Le parti islamiste Ennahda, au pouvoir en Tunisie, débattait jeudi du choix d'un successeur au Premier ministre Hamadi Jebali, son numéro deux, qui a fait ses adieux aux Tunisiens après avoir refusé d'être reconduit à la tête du gouvernement.

Dans le même temps, le ministre de l'Intérieur, Ali Larayedh, a annoncé l'arrestation de suspects dans l'assassinat il y a deux semaines de l'opposant de gauche Chokri Belaïd, qui avait plongé le pays dans la tourmente.

M. Jebali s'est adressé aux Tunisiens à la télévision, se disant convaincu que son initiative en vue d'un gouvernement apolitique était «la meilleure solution» pour sortir la Tunisie de la crise.

Il a rejeté la responsabilité de son échec sur l'ensemble de la classe politique, les syndicats, les milieux d'affaires et les ingérences de pays «frères et amis», prenant soin de ne pas couper les ponts avec son parti.

L'allocution a été diffusée au moment où le Majlis al-Choura d'Ennahda, une instance consultative de 130 membres d'Ennajhda, débattait de la désignation de son successeur.

M. Jebali a ensuite rejoint la réunion, donnant l'accolade au chef du parti, Rached Ghannouchi, sous les applaudissements. Le candidat devrait être connu dans la nuit et présenté vendredi au chef de l'État, selon un participant.

«Il y a quatre candidats au poste de Premier ministre, Ali Larayedh (actuel ministre de l'Intérieur), Mohamed Ben Salem (Agriculture), Noureddine Bhiri (Justice) et Abdellatif Mekki (Santé)», a déclaré dans la matinée le porte-parole d'Ennahda, Mongi Gharbi.

Le parti a ensuite annoncé que M. Jebali s'était «excusé de ne pouvoir accepter son offre d'être le candidat au poste de chef du gouvernement» et a espéré nommer un nouveau Premier ministre «avant la fin de la semaine».

M. Jebali avait annoncé mardi sa démission, après le rejet par son parti de son initiative, prise le 6 février, au soir de l'assassinat de M. Belaïd, qui a exacerbé la crise politique latente depuis des mois en Tunisie.

Cette idée a été bien accueillie par une large partie de l'opposition et de l'opinion publique et par l'un des deux alliés d'Ennahda, Ettakatol, parti laïque du chef de l'Assemblée nationale constituante (ANC) Mustapha Ben Jaafar.

Elle s'est en revanche heurtée au refus des durs d'Ennahda et du Congrès pour la République (CPR) du président Moncef Marzouki, autre parti associé au pouvoir, ainsi que par des dissidents de ce parti formant le mouvement Wafa.

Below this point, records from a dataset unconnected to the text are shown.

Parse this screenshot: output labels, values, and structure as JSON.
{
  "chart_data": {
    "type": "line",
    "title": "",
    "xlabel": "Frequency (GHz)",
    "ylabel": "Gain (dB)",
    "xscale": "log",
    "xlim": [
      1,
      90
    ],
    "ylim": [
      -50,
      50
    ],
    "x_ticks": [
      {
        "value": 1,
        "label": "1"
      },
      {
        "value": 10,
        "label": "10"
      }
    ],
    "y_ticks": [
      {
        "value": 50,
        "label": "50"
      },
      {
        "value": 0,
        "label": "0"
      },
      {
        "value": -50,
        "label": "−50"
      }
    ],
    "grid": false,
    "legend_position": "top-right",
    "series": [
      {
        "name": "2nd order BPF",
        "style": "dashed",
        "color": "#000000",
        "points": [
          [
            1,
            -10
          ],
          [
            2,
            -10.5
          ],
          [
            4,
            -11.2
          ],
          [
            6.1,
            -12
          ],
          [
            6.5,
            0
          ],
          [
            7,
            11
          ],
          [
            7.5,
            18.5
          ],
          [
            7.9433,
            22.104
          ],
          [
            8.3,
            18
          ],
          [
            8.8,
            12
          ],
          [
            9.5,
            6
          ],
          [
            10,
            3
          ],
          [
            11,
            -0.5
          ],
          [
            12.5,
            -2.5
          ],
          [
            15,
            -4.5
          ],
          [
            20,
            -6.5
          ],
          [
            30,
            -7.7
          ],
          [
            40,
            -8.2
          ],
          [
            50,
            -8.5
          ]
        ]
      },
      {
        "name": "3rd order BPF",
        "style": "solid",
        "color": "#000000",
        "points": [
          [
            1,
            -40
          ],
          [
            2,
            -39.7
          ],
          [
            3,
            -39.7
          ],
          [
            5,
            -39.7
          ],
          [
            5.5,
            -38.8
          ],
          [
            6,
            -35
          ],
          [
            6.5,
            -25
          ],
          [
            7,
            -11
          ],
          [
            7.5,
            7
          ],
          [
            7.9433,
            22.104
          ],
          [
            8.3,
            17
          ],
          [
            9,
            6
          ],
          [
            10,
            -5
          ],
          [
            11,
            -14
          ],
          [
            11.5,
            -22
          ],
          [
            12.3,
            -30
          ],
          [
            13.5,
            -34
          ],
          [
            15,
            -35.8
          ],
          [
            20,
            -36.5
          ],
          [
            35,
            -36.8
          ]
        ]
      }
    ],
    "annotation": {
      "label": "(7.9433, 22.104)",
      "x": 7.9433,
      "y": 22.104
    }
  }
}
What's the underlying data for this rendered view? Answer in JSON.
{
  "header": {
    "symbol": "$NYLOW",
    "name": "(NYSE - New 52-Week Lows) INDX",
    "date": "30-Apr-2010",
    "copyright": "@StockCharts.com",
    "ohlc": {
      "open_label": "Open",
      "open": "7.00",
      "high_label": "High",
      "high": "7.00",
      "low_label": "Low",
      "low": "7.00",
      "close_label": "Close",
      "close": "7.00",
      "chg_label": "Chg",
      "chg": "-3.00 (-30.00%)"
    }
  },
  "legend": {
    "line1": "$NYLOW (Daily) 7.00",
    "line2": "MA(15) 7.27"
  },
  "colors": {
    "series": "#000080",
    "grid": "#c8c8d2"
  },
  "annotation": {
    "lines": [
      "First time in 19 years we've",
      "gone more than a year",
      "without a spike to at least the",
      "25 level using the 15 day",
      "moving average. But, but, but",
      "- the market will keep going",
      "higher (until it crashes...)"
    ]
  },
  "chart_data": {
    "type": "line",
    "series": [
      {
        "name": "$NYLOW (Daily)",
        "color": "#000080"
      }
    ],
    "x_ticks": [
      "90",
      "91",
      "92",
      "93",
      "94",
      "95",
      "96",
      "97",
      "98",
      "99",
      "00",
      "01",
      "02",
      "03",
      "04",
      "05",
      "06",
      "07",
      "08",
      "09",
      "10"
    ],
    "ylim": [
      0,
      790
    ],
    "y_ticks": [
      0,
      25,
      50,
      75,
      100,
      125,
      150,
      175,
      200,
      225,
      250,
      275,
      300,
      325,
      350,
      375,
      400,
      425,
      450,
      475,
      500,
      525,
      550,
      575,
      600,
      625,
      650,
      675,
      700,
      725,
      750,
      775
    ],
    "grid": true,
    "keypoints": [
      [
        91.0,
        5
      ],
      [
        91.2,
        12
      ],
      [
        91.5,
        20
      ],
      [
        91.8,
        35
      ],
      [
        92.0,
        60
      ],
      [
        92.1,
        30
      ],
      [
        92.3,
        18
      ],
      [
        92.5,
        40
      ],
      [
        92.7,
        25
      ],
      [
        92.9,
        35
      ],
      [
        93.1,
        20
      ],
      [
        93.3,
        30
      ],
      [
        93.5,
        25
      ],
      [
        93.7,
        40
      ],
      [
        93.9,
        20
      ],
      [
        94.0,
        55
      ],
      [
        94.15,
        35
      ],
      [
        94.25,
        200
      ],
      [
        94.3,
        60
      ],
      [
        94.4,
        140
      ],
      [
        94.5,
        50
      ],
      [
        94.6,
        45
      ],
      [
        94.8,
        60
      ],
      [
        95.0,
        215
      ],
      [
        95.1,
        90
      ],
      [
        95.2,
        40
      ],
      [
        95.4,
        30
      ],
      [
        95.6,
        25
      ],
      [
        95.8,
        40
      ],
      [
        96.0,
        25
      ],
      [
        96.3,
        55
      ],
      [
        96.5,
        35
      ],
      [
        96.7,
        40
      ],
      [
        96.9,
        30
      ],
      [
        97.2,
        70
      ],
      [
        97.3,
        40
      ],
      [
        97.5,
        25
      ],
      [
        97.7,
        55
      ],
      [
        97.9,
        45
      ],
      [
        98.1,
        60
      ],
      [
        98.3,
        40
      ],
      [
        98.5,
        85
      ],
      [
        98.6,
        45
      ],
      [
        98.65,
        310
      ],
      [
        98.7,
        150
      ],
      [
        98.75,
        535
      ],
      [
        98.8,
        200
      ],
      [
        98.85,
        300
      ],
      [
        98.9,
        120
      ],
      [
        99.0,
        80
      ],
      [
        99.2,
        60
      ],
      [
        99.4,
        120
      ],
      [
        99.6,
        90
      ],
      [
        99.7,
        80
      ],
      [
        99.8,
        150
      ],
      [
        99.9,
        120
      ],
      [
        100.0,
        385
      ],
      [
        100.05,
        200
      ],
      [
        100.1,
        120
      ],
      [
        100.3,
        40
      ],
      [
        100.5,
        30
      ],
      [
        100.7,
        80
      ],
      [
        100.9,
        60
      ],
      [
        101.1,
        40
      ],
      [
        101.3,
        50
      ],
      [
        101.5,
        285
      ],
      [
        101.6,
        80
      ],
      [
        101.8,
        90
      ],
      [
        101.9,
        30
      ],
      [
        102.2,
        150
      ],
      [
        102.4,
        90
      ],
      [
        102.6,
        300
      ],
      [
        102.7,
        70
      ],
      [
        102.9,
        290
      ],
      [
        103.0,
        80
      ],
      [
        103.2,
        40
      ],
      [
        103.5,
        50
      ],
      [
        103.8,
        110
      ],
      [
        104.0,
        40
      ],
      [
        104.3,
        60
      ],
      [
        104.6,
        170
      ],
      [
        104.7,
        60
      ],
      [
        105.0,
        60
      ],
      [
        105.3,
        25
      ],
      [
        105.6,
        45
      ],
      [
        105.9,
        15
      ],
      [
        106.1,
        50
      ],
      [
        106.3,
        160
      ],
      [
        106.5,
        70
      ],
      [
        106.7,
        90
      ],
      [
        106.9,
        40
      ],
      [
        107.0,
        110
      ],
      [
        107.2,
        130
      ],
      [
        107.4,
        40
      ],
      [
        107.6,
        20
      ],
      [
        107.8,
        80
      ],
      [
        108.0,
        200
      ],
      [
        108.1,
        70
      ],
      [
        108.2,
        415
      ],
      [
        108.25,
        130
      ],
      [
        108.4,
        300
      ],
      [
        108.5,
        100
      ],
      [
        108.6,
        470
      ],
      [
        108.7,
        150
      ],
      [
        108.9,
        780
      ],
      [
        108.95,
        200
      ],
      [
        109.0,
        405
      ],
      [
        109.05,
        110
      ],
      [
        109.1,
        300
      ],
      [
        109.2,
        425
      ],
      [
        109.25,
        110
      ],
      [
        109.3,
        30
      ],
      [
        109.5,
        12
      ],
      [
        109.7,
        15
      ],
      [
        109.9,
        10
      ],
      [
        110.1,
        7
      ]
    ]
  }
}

Fort de 89 élus à l'ANC, Ennahda peut réunir 109 votes sur 217 pour approuver la composition du gouvernement, mais le parti tente de trouver le consensus politique le plus large possible. Il peut déjà compter sur le CPR qui a affirmé jeudi être prêt à participer au prochain gouvernement.

Dans l'opposition, l'idée d'un gouvernement apolitique avait été bien accueillie, en particulier par ceux qui cherchent à soustraire à Ennahda les ministères régaliens et en premier lieu celui de l'Intérieur.

Deux ans après la révolution, l'ANC n'est toujours pas parvenue à rédiger une Constitution, préalable à des élections, et les problèmes du chômage et de la pauvreté, à l'origine de la révolte qui a chassé l'ancien président Zine El Abidine Ben Ali, n'ont pas trouvé un début de solution.

La montée des salafistes, responsables d'attaques, fait craindre une explosion de violences, comme l'a rappelé jeudi l'annonce de la découverte d'une cache d'armes et de l'arrestation de treize suspects de cette mouvance.

Deux policiers ont été blessés jeudi, dans des échanges de tirs avec des salafistes qui ont réussi à prendre la fuite dans la ville de Sidi Bouzid, berceau de la révolution tunisienne dans le sud-ouest défavorisé.

La famille de Chokri Belaïd accuse Ennahda d'être impliqué dans son assassinat. De son côté, le ministre de l'Intérieur, Ali Larayedh, a annoncé jeudi l'arrestation de suspects, mais sans donner de détails, arguant du secret de l'instruction.

«L'enquête n'a pas encore abouti à l'identification du tueur, de ceux qui sont derrière cet assassinat et de ses mobiles», a-t-il indiqué.